How #COVID-19 Affects Supply Chain Delivery

by | Apr 16, 2020 | Commercial law, Publications | 0 comments

supply chain

As we enter a 21 day nationwide lockdown period as announced by our President, the effects of COVID-19 (hereinafter referred to as “the virus”) on businesses nationwide are starting to rear it’s head at a high impact. Several businesses are seeking advice on a variety of topics, including, but not limited to, the impacts of the virus on delivery within the supply chain context.

 

As part of a supply chain, the issue of delivery can affect the production and operation of more than just one company or entity. If one supplier fails to deliver a specific good or service needed for the next business to operate or produce their respective outputs, naturally, the question of liability arises.

 

What happens in circumstances where there is a contractual clause?

 

The contractual climate in South African law dictates that the sanctity of the contract must be respected. It is for this reason that when there is a delay or non-delivery of the goods or service specified, the contractual provisions are the first point of departure. In the ordinary course of conclusion, contracting parties usually agree on penalty fees for non-performance or where performance is not adequately fulfilled. In this instance, the innocent party may claim a penalty from the supplier for either delayed delivery or non-delivery entirely. A penalty fee can be included and enforced as per the provisions of the Conventional Penalties Act. Interestingly, the innocent party would not be allowed to claim both the penalty fee and for damages relating to the delay or failure to deliver unless the contract expressly provides for this.
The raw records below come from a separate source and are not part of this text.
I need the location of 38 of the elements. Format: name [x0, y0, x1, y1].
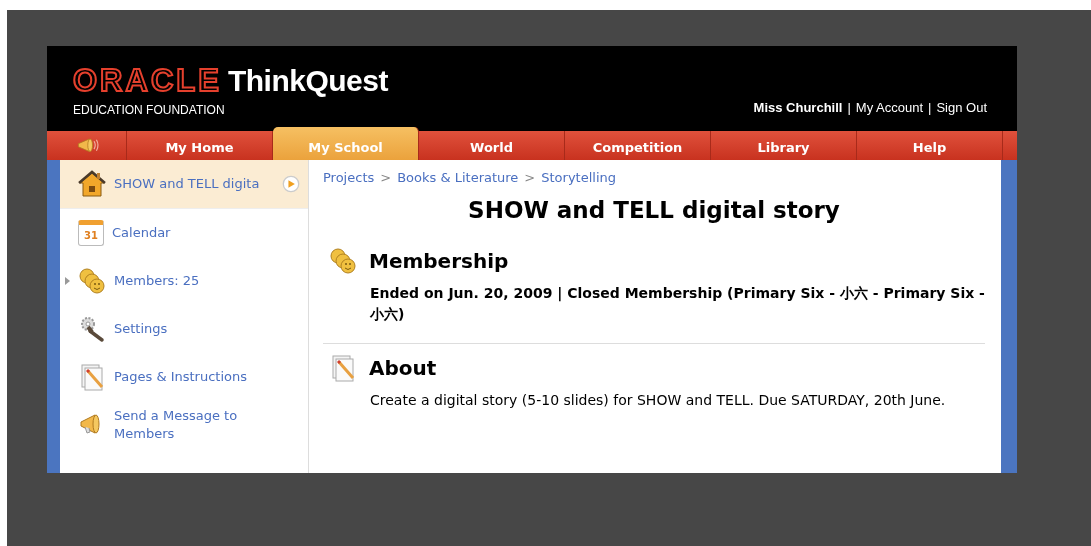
separator: | — [928, 100, 932, 115]
sidebar-item[interactable]: Send a Message to Members — [60, 401, 308, 449]
smiley-group-icon — [329, 247, 357, 275]
separator: | — [847, 100, 851, 115]
sidebar-label[interactable]: Calendar — [112, 224, 300, 242]
page-pencil-icon — [78, 363, 106, 391]
sidebar-label[interactable]: Members: 25 — [114, 272, 300, 290]
user-name-link[interactable]: Miss Churchill — [753, 100, 843, 115]
logo-product: ThinkQuest — [227, 64, 388, 98]
smiley-group-icon — [78, 267, 106, 295]
section-text: Create a digital story (5-10 slides) for SHOW and TELL. Due SATURDAY, 20th June. — [370, 391, 947, 410]
section-heading: About — [369, 356, 437, 380]
sidebar-label[interactable]: Pages & Instructions — [114, 368, 300, 386]
page-pencil-icon — [329, 354, 357, 382]
sidebar-item[interactable]: SHOW and TELL digita — [60, 160, 308, 209]
page-title: SHOW and TELL digital story — [467, 197, 841, 223]
header-link[interactable]: My Account — [855, 100, 923, 115]
header-link[interactable]: Sign Out — [936, 100, 987, 115]
sidebar-label[interactable]: Settings — [114, 320, 300, 338]
breadcrumb-link[interactable]: Projects — [323, 170, 375, 185]
breadcrumb-link[interactable]: Storytelling — [541, 170, 617, 185]
sidebar-item[interactable]: Pages & Instructions — [60, 353, 308, 401]
logo-brand: ORACLE — [73, 63, 222, 99]
section-heading: Membership — [369, 249, 509, 273]
sidebar-label[interactable]: SHOW and TELL digita — [114, 175, 274, 193]
breadcrumb-separator: > — [524, 170, 536, 185]
breadcrumb-separator: > — [380, 170, 392, 185]
breadcrumb-link[interactable]: Books & Literature — [397, 170, 519, 185]
sidebar-item[interactable]: Settings — [60, 305, 308, 353]
calendar-icon: 31 — [78, 220, 104, 246]
house-icon — [78, 170, 106, 198]
sidebar-label[interactable]: Send a Message to Members — [114, 407, 300, 443]
sidebar-item[interactable]: Members: 25 — [60, 257, 308, 305]
section-text: Ended on Jun. 20, 2009 | Closed Membership (Primary Six - 小六 - Primary Six - 小六) — [370, 284, 985, 324]
logo-subtitle: EDUCATION FOUNDATION — [73, 103, 226, 117]
gear-wrench-icon — [78, 315, 106, 343]
expand-arrow-icon[interactable] — [65, 277, 70, 285]
sidebar-item[interactable]: 31 Calendar — [60, 209, 308, 257]
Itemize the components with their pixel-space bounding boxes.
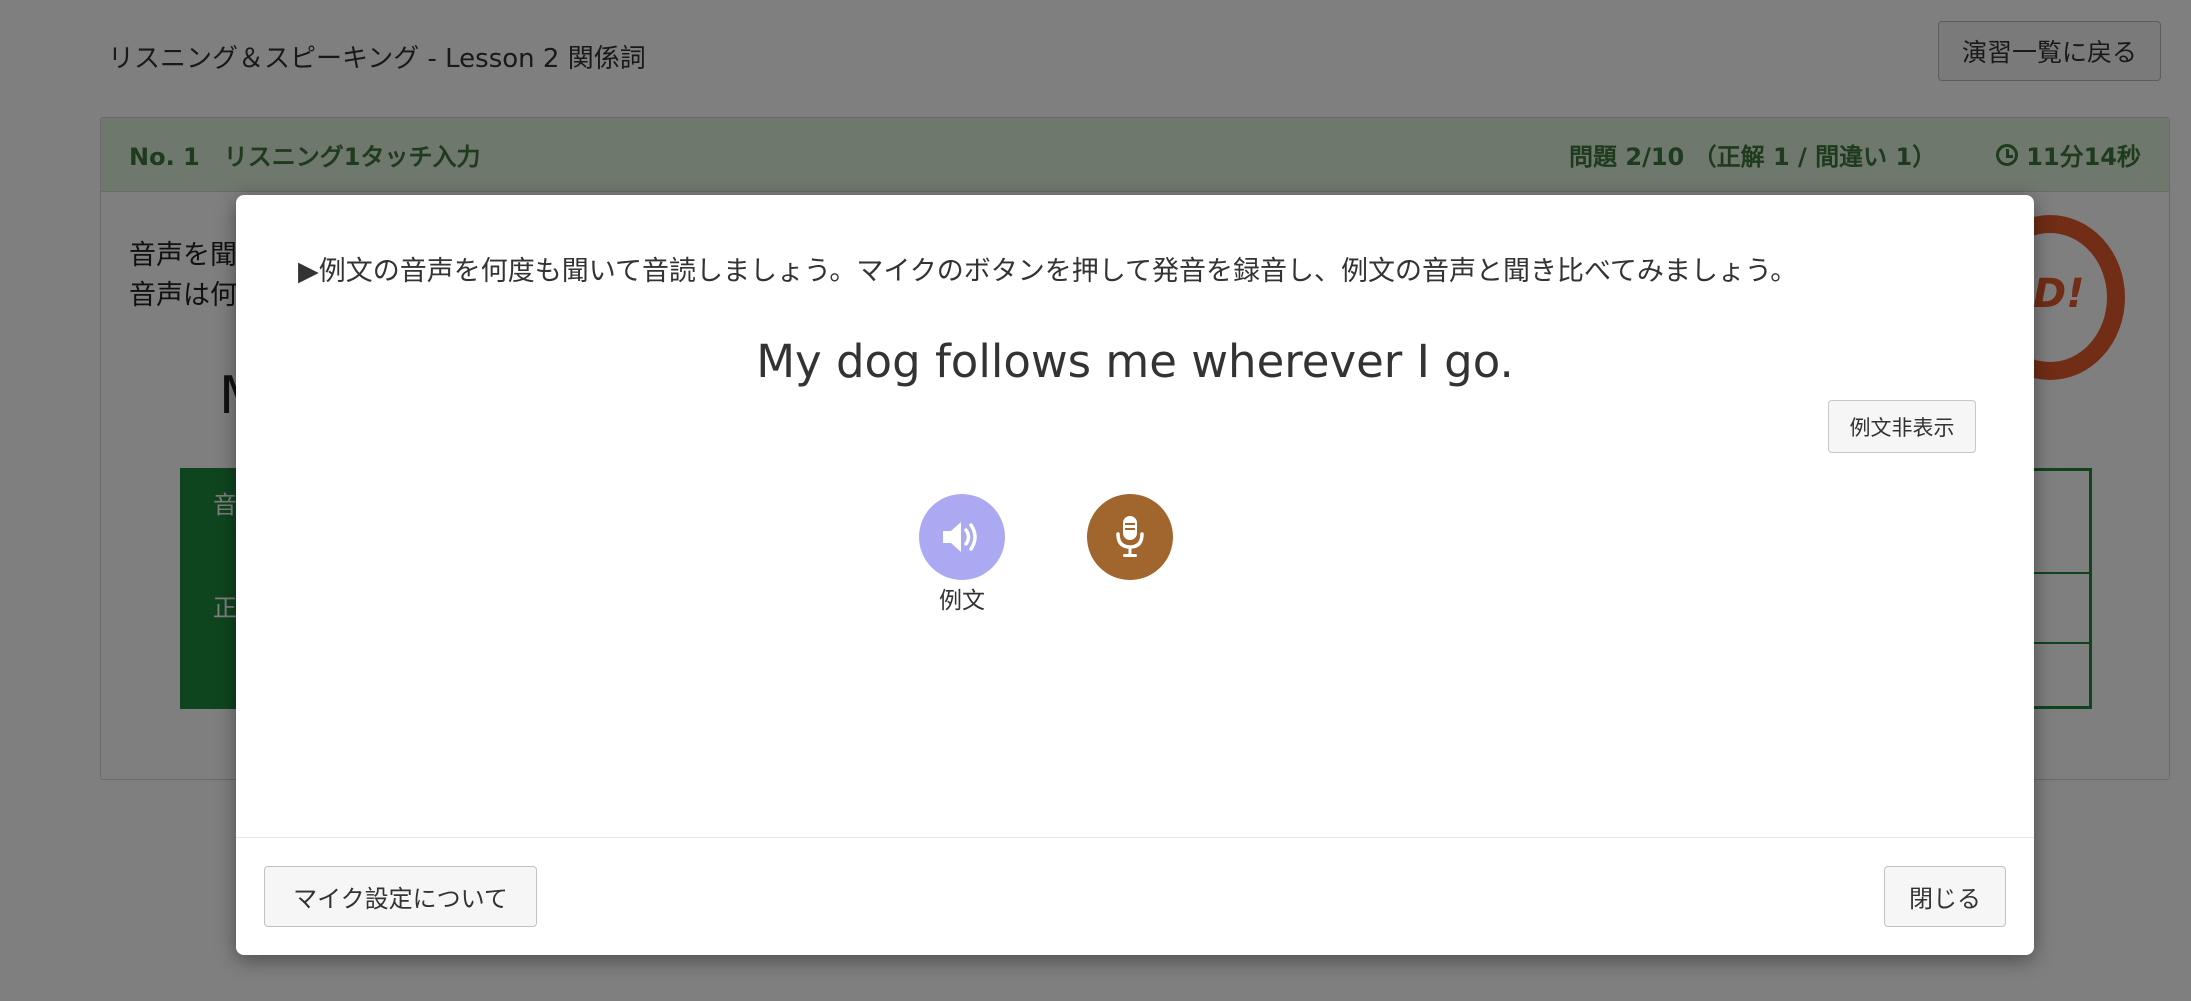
page: リスニング＆スピーキング - Lesson 2 関係詞 演習一覧に戻る No. … — [0, 0, 2191, 1001]
mic-settings-button[interactable]: マイク設定について — [264, 866, 537, 927]
speaker-icon — [943, 522, 977, 552]
record-button[interactable] — [1087, 494, 1173, 580]
play-example-button[interactable] — [919, 494, 1005, 580]
modal-instruction: ▶例文の音声を何度も聞いて音読しましょう。マイクのボタンを押して発音を録音し、例… — [298, 256, 1798, 287]
hide-sentence-button[interactable]: 例文非表示 — [1828, 400, 1976, 453]
modal-footer-divider — [236, 837, 2034, 838]
speaking-practice-modal: ▶例文の音声を何度も聞いて音読しましょう。マイクのボタンを押して発音を録音し、例… — [236, 195, 2034, 955]
microphone-icon — [1116, 516, 1144, 557]
play-example-label: 例文 — [939, 588, 985, 614]
close-button[interactable]: 閉じる — [1884, 866, 2006, 927]
example-sentence: My dog follows me wherever I go. — [756, 335, 1514, 388]
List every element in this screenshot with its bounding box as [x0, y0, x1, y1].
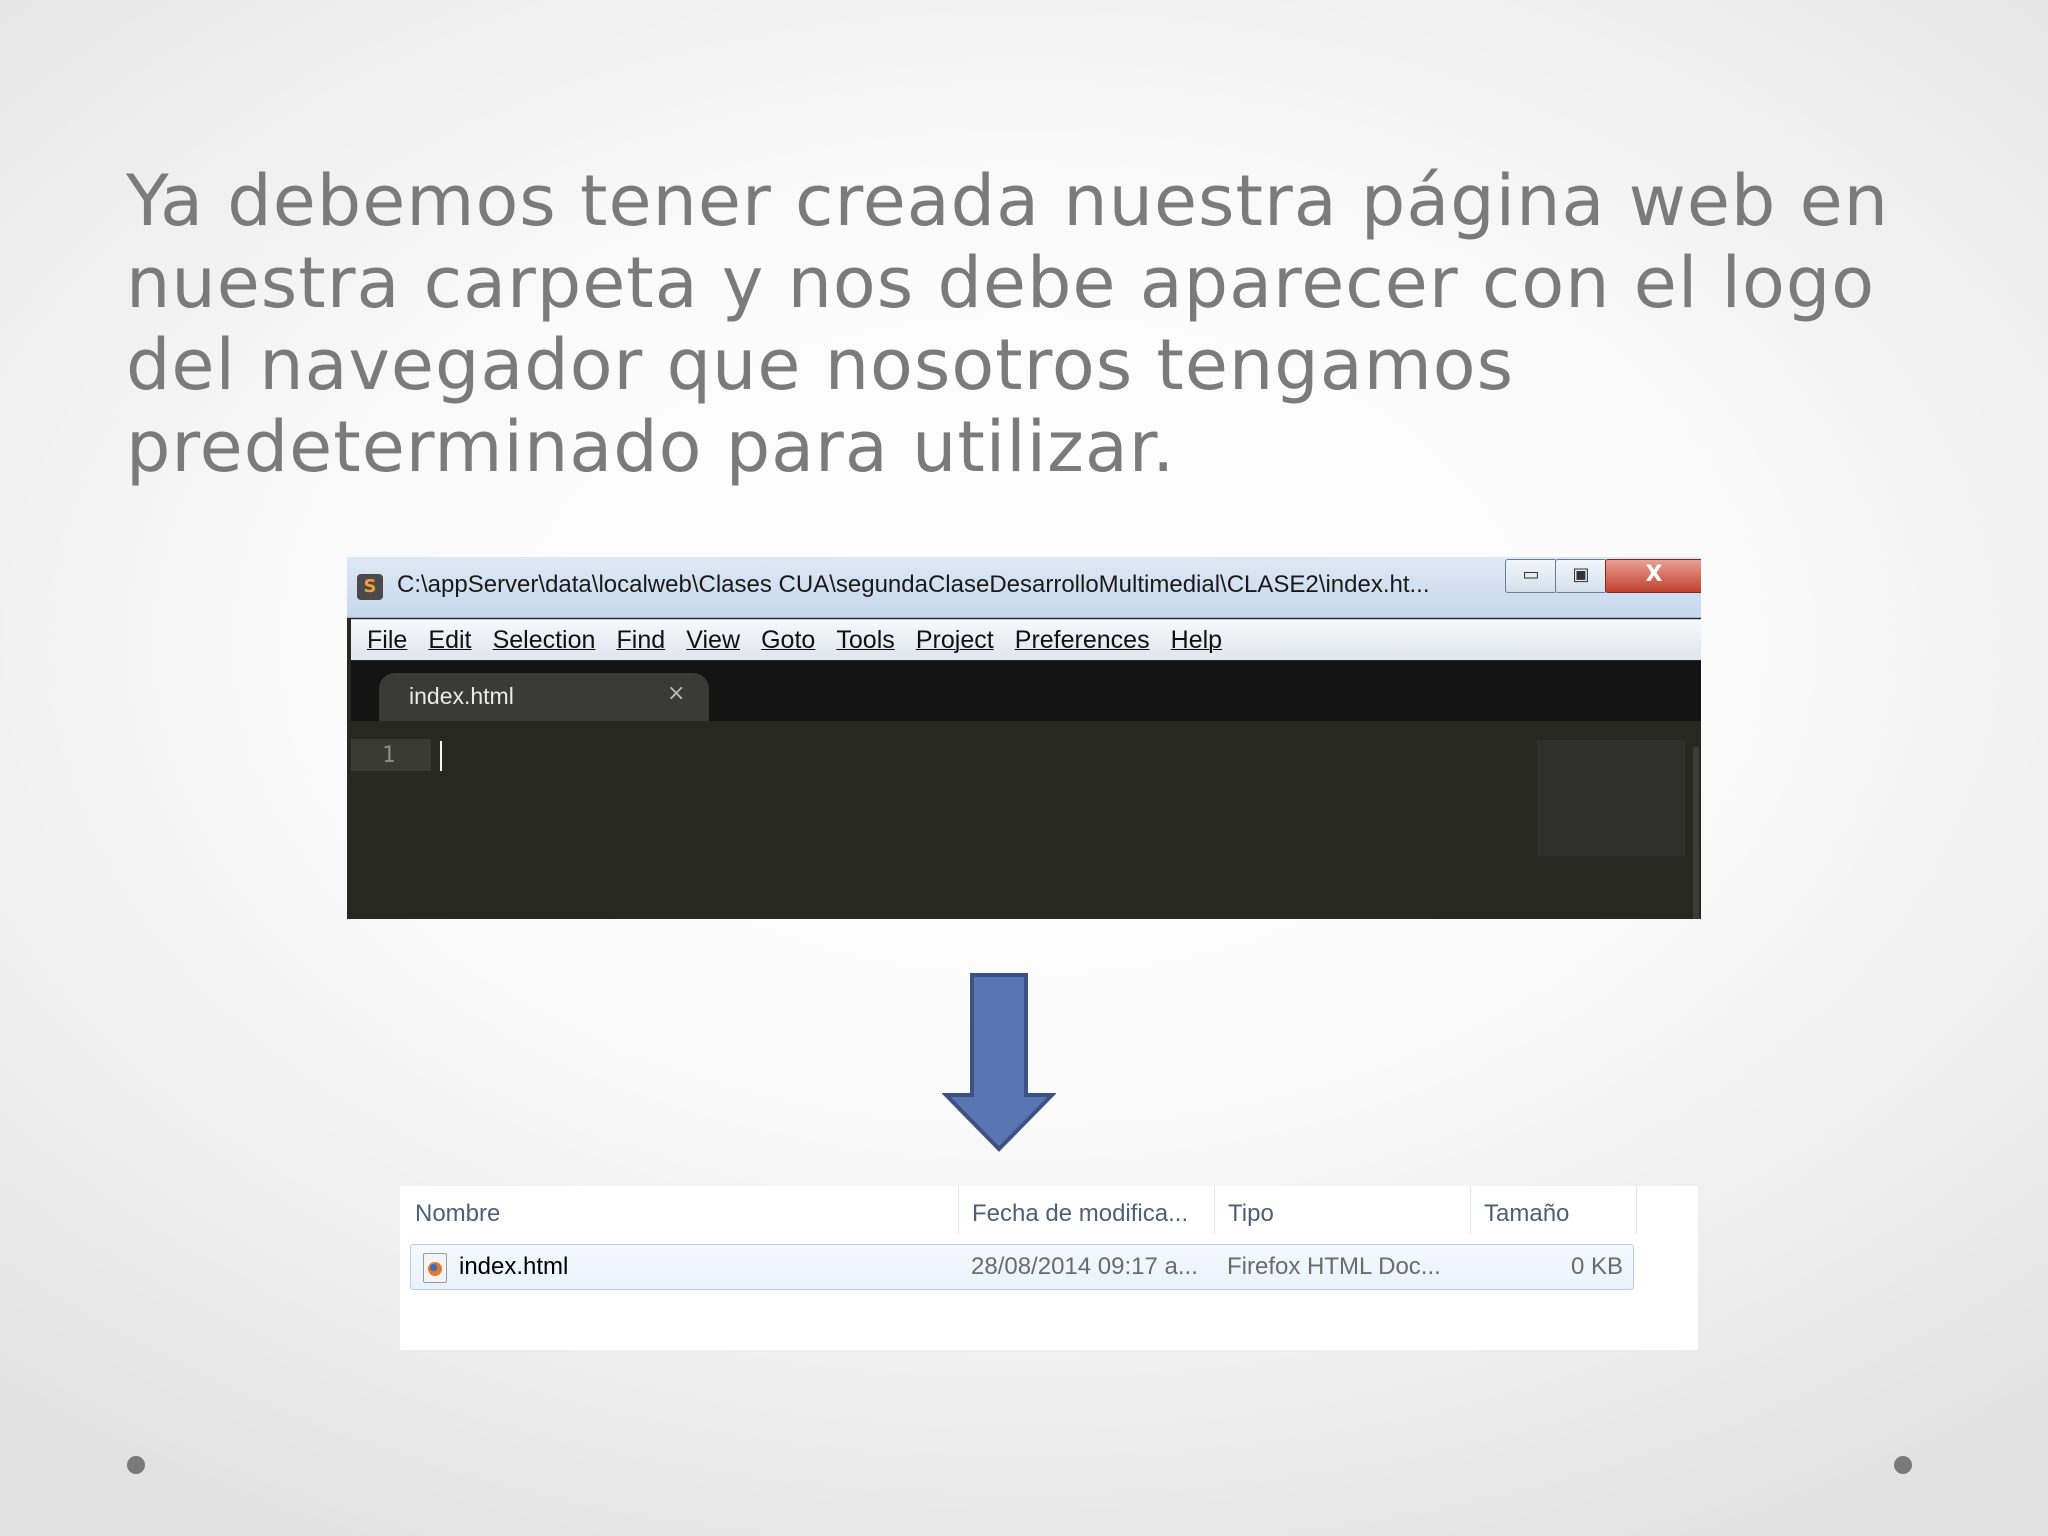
menu-file[interactable]: File [367, 620, 407, 660]
menu-goto[interactable]: Goto [761, 620, 815, 660]
window-titlebar[interactable]: S C:\appServer\data\localweb\Clases CUA\… [347, 557, 1701, 618]
down-arrow-shape [942, 973, 1056, 1152]
file-type: Firefox HTML Doc... [1227, 1253, 1441, 1280]
column-header-tamano[interactable]: Tamaño [1484, 1186, 1569, 1230]
menu-edit[interactable]: Edit [428, 620, 471, 660]
menu-find[interactable]: Find [617, 620, 666, 660]
tab-label: index.html [409, 683, 514, 709]
column-divider[interactable] [1636, 1186, 1637, 1234]
window-title: C:\appServer\data\localweb\Clases CUA\se… [397, 571, 1430, 598]
file-date: 28/08/2014 09:17 a... [971, 1253, 1198, 1280]
tab-close-icon[interactable]: × [667, 681, 685, 706]
firefox-html-icon [423, 1253, 447, 1283]
menu-help[interactable]: Help [1171, 620, 1222, 660]
slide-title: Ya debemos tener creada nuestra página w… [126, 160, 1890, 488]
file-name: index.html [459, 1253, 569, 1280]
column-header-fecha[interactable]: Fecha de modifica... [972, 1186, 1188, 1230]
slide-bullet-right [1894, 1456, 1912, 1474]
text-cursor[interactable] [440, 741, 442, 771]
menu-project[interactable]: Project [916, 620, 994, 660]
sublime-editor-window: S C:\appServer\data\localweb\Clases CUA\… [347, 557, 1701, 919]
minimap[interactable] [1537, 740, 1685, 856]
file-row-index-html[interactable]: index.html 28/08/2014 09:17 a... Firefox… [410, 1244, 1634, 1290]
down-arrow-icon [942, 973, 1056, 1152]
menu-preferences[interactable]: Preferences [1015, 620, 1150, 660]
file-explorer-list: Nombre Fecha de modifica... Tipo Tamaño … [400, 1186, 1698, 1350]
slide-bullet-left [127, 1456, 145, 1474]
close-button[interactable]: X [1605, 559, 1701, 593]
minimize-button[interactable]: ▭ [1505, 559, 1557, 593]
sublime-app-icon: S [357, 574, 383, 600]
column-divider[interactable] [958, 1186, 959, 1234]
column-header-tipo[interactable]: Tipo [1228, 1186, 1274, 1230]
column-header-nombre[interactable]: Nombre [415, 1186, 500, 1230]
column-divider[interactable] [1214, 1186, 1215, 1234]
menu-view[interactable]: View [686, 620, 740, 660]
menu-bar: File Edit Selection Find View Goto Tools… [351, 619, 1701, 660]
menu-tools[interactable]: Tools [836, 620, 894, 660]
file-size: 0 KB [1570, 1253, 1623, 1280]
tab-bar: index.html × [351, 661, 1701, 721]
column-divider[interactable] [1470, 1186, 1471, 1234]
menu-selection[interactable]: Selection [493, 620, 596, 660]
maximize-button[interactable]: ▣ [1555, 559, 1607, 593]
scrollbar[interactable] [1693, 747, 1699, 919]
line-number: 1 [382, 743, 396, 768]
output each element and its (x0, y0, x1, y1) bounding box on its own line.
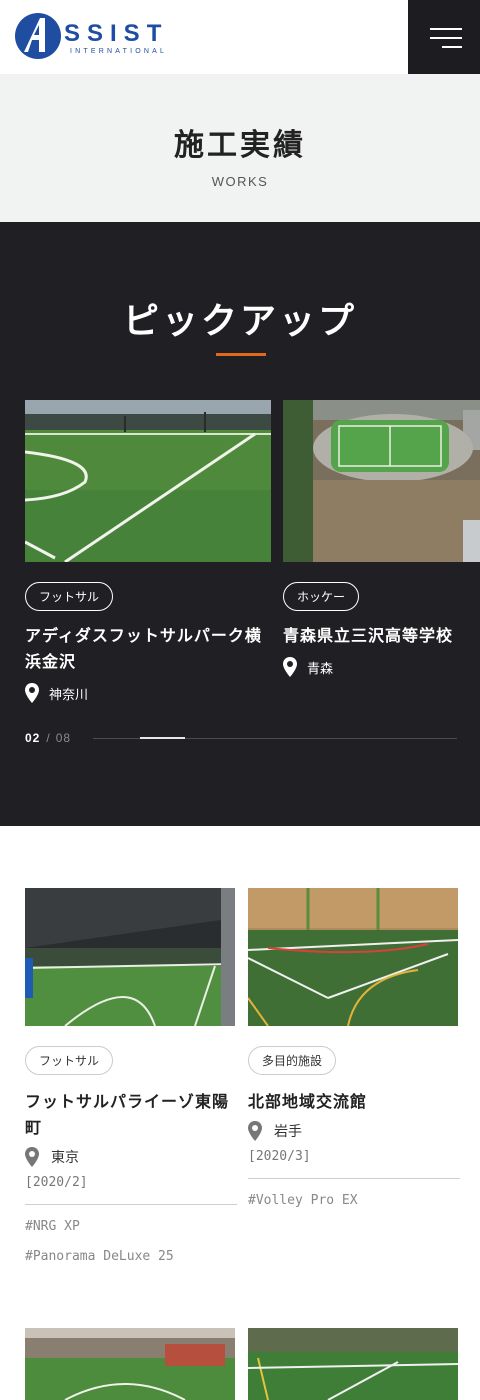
menu-line-icon (430, 28, 462, 30)
outdoor-field-photo (248, 1328, 458, 1400)
page-subtitle: WORKS (211, 174, 269, 189)
logo-subtext: INTERNATIONAL (70, 48, 168, 55)
page-title: 施工実績 (174, 128, 306, 163)
project-name[interactable]: 北部地域交流館 (248, 1089, 458, 1115)
project-location: 神奈川 (25, 683, 271, 703)
works-card[interactable]: 多目的施設 北部地域交流館 岩手 [2020/3] #Volley Pro EX (248, 888, 460, 1209)
logo-mark-icon (15, 13, 61, 59)
page-title-band: 施工実績 WORKS (0, 74, 480, 222)
pickup-card[interactable]: ホッケー 青森県立三沢高等学校 青森 (283, 400, 480, 677)
category-tag[interactable]: 多目的施設 (248, 1046, 337, 1075)
menu-line-icon (430, 37, 462, 39)
location-label: 青森 (307, 661, 334, 677)
works-card-next[interactable] (25, 1328, 235, 1400)
location-pin-icon (25, 1147, 39, 1167)
card-divider (248, 1178, 460, 1179)
multipurpose-hall-photo (248, 888, 458, 1026)
hashtag-link[interactable]: #NRG XP (25, 1219, 235, 1235)
pickup-section: ピックアップ フットサル アディダスフットサルパーク横浜金沢 神奈川 ホッケー … (0, 222, 480, 826)
pickup-heading-underline (216, 353, 266, 356)
location-label: 神奈川 (49, 687, 89, 703)
location-pin-icon (25, 683, 39, 703)
project-name[interactable]: アディダスフットサルパーク横浜金沢 (25, 623, 271, 675)
location-pin-icon (283, 657, 297, 677)
location-label: 岩手 (274, 1124, 302, 1140)
pager-current: 02 (25, 731, 41, 745)
hockey-field-aerial-photo (283, 400, 480, 562)
hashtag-link[interactable]: #Panorama DeLuxe 25 (25, 1249, 235, 1265)
pickup-card[interactable]: フットサル アディダスフットサルパーク横浜金沢 神奈川 (25, 400, 271, 703)
category-tag[interactable]: フットサル (25, 1046, 114, 1075)
site-header: SSIST INTERNATIONAL (0, 0, 480, 74)
logo-text: SSIST (64, 20, 169, 47)
indoor-futsal-photo (25, 888, 235, 1026)
location-label: 東京 (51, 1150, 79, 1166)
project-location: 岩手 (248, 1121, 458, 1141)
hashtag-link[interactable]: #Volley Pro EX (248, 1193, 458, 1209)
hamburger-menu-button[interactable] (408, 0, 480, 74)
slider-progress-thumb[interactable] (140, 737, 185, 739)
works-card[interactable]: フットサル フットサルパライーゾ東陽町 東京 [2020/2] #NRG XP … (25, 888, 237, 1265)
location-pin-icon (248, 1121, 262, 1141)
project-name[interactable]: 青森県立三沢高等学校 (283, 623, 480, 649)
category-tag[interactable]: フットサル (25, 582, 114, 611)
works-card-next[interactable] (248, 1328, 458, 1400)
assist-logo[interactable]: SSIST INTERNATIONAL (14, 12, 174, 62)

Alternatively, the contract could provide for cancellation of the agreement.

 

What happens in circumstances where there is no contractual clause?

 

In this instance, the normal course of action relating to a breach of contract would apply for a delay or non-delivery. It is important to note that to claim for damages in terms of the contract, the supplier’s delay in delivery or failure to deliver must be as a result of a happening within his control. For purposes of this article and in the climate of COVID-19 and the nationwide lockdown, however, this would be a factor beyond the power of the supplier.

 

Where there is a delay or failure to deliver, which is beyond the scope of the supplier’s influence, the subject of impossibility arises. Impossibility arises where the contractual obligations cannot be met by one of the parties. If a contract were concluded before the onset of the virus, the obligations of which have since not been achieved in terms of delivery due to the virus, then this would be defined as a supervening impossibility. In layman’s terms, if a contract is concluded, and since that date, one of the parties cannot perform as a result of a factor beyond their control, the contractual obligations would cease to exist.

 

For supervening impossibility to be relevant, the performance must be objectively impossible, and the impossibility must be unavoidable by a reasonable person.

 

Where parties aim to continue the relationship at a future point

 

In severe cases, the above might be a necessary option for some businesses to make use of to mitigate their losses. In cases of delay in delivery, Section 19 of the Consumer Protection Act becomes relevant. Section 19 allows a consumer to accept performance at whichever time such performance is received instead of the agreed date between the parties. This provision would help where a consumer is understanding of the impacts and delays experienced as a result of the spread of COVID-19 and wishes to continue the relationship at a future point. If there is a failure to deliver, which in turn results in the consumer not being able to produce their desired product or service, they may then make use of the same provisions to mitigate losses concerning a further contract they hold as a supplier or services provider.

 

Conclusion

 

There seems to be little to no businesses or professions not affected by the spread of COVID-19. The current economic climate is already a challenge for companies or entities without the added strains of the virus. In these circumstances, it is strongly recommended that proper precautions are taken to mitigate the losses a business might experience and to practice compassion when dealing with your suppliers who may not be able to fully or timeously perform as well during this challenging period where COVID-19 has infiltrated all businesses. Every challenge is unique and to ensure you receive accurate advice regarding your specific situation; it is advised that you consult with the appropriately qualified legal professional in anticipation of all possibilities.